Holmes shook his head.

“As for the coin wedged between his teeth, you may forget the underworld of Naples. More probably, the loyal fingers of Rosa Corder or some other classically-minded acquaintance placed it there to pay Charon the ferryman for the crossing of the Styx into Hades.”

“And the cutting of the throat was an incision in the trachea to the bronchial tubes to assist his breathing?” I asked sceptically.

“It would not be unknown.”

Pen Browning interrupted.

“What of the volume of Sonnets in his pocket?”

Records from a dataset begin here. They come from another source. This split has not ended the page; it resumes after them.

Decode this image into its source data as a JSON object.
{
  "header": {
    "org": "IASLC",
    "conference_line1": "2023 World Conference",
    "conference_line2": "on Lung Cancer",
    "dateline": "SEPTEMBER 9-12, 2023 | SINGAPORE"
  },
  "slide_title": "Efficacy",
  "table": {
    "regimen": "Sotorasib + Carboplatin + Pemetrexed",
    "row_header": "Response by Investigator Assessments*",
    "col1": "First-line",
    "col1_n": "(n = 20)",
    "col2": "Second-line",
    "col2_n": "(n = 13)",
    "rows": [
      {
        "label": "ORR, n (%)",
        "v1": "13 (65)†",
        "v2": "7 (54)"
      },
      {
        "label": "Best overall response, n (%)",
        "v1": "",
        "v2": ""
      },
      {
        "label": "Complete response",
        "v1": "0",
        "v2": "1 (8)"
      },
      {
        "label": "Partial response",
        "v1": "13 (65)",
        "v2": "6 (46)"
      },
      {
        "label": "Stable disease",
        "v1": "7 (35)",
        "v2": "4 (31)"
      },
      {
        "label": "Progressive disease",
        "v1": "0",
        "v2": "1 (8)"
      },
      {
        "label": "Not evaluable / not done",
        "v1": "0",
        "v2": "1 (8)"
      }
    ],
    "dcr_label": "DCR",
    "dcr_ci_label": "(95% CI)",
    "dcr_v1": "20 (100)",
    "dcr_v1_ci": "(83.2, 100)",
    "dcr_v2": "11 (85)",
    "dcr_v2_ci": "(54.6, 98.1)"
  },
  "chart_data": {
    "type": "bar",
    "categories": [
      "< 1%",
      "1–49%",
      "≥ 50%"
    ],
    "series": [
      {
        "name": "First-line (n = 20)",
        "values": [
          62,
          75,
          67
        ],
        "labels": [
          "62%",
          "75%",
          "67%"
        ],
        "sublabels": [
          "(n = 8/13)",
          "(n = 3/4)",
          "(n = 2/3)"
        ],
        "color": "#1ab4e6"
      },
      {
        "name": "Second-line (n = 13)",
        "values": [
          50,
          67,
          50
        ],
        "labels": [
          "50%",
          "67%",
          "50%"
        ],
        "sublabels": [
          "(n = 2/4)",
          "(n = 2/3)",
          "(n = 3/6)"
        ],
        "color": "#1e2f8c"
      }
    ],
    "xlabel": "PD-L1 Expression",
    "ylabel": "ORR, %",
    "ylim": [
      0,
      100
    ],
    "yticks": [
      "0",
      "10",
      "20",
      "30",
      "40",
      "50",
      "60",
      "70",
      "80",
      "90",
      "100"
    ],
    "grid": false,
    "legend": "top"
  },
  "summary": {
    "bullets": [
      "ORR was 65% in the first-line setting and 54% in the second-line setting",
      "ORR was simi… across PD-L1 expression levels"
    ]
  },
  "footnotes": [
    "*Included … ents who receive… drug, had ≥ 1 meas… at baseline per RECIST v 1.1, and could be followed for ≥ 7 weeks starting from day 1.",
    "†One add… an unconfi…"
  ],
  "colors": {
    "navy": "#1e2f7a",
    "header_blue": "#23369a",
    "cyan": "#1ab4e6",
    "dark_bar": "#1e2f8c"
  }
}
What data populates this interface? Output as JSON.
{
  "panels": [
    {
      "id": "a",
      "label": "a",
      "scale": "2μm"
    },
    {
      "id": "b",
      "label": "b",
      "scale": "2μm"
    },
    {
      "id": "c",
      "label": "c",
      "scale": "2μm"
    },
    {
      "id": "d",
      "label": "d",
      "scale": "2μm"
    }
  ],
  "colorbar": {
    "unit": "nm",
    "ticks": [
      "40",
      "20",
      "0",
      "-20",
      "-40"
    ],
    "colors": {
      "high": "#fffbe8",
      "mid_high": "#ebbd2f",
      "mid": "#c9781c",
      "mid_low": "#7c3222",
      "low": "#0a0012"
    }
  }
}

“I believe that was there,” said Holmes quietly, “However great Howell’s avarice, it was mixed with a very large dash of vanity. Hence the stories of having dived for treasure on a sunken galleon, having been sheikh of a Moroccan tribe, and indeed of being attaché at the Portuguese embassy in Rome. Perhaps he knew that his last moment had come and he certainly knew that those who had attended him would have found the ‘1847’ Sonnets in his pocket.”

“That would convict him of nothing.”

“There is a certain type, Mr Browning, whose greatest pleasure is in boasting of his tricks. He is like the murderer who taunts the police with ‘Catch me if you can.’ He puts his neck in the noose and snatches it out again.”

“And Howell?”

“‘Leaves of grass,’ which I can well believe were his last words, was not a reference to Mr Whitman but to the Sonnets. Esparto grass. The world had been tricked. But where was the fun unless, before he died, he could tell the world how cleverly it had been tricked?”

“He was not murdered after all?”

“His killer was far more likely to be a meek and merciless little microbe, thriving on the fermentation in his lungs, than the agent of a Neapolitan criminal gang. The story of underworld vengeance has too much of Gussie Howell about it to be believed.”